Porém, surpreendentemente, ninguém foi capaz de identificar um hematoma, uma marca, um edema, um machucado, sequer. Praticamente impossível que nada ficasse, a não ser que fosse usada uma técnica avançada de espancamento. Mas não é o que parece já que, nas fotos que a babá mandou para a mãe, três semanas antes do assassinato, tinha joelho roxo e o aviso de que o garoto mancava. "Rotina de violência" disse a polícia, mas ninguém desconfiou do inferno que Henry vivia. 

(Se a "técnica" do autor do crime fosse tão boa assim, como defendem algumas teorias, não teria sido entregue um corpo com sinais tão evidentes de espancamento.)

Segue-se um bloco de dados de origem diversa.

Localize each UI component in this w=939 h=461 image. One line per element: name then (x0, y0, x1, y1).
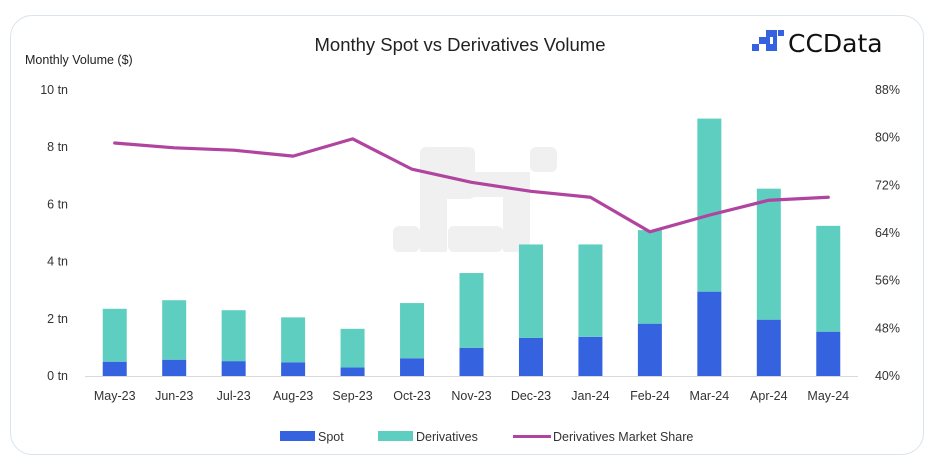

Agora, não há mais o que fazer pelo menino. A polícia tá cumprindo o papel dela, os "suspeitos" (só uso essa palavra por obrigação legal, por mim, já usaria assassinos mesmo) estão em prisão temporária. A justiça deve condenar os dois. Assim espero, mas Henry está morto. Pra ele, não adiantou a militância de tantos e tantas que repetem, à exaustão, "escute a criança". Mas quase ninguém dá ousadia.

Fato - mais uma vez comprovado - é que, enquanto tudo que vem de criança for "birra", enquanto adultos garantirem que sabem delas - sem ouví-las -, enquanto acharem que basta um diploma em psicologia para que se ganhe a confiança dos pequenos, a infância permanece em perigo. Sem um mínimo de respeito, todos os quartinhos bem decorados, todas as festas de aniversário, todos os presentes caros serão compensações, expressões de culpa, vazamentos de energia, pura mentira.

O problema nunca foi o "rodízio de padrastos" nem qualquer configuração de família. Como sabemos, o manto da moralidade cobre as questões, justamente quando não interessa colocar os pingos nos is. No caso de Henry, como em tantos outros, está evidente, para quem quiser ver, que crianças pedem socorro, avisam, dão sinais. Mas, em geral, a morte (ou outras concretizações da violência) chega antes da escuta dos que dizem amar os/as filhos/as. Esse amor no qual, sinceramente, várias vezes, eu não acredito. São pesos, e não amores, muitos/as meninos e meninas.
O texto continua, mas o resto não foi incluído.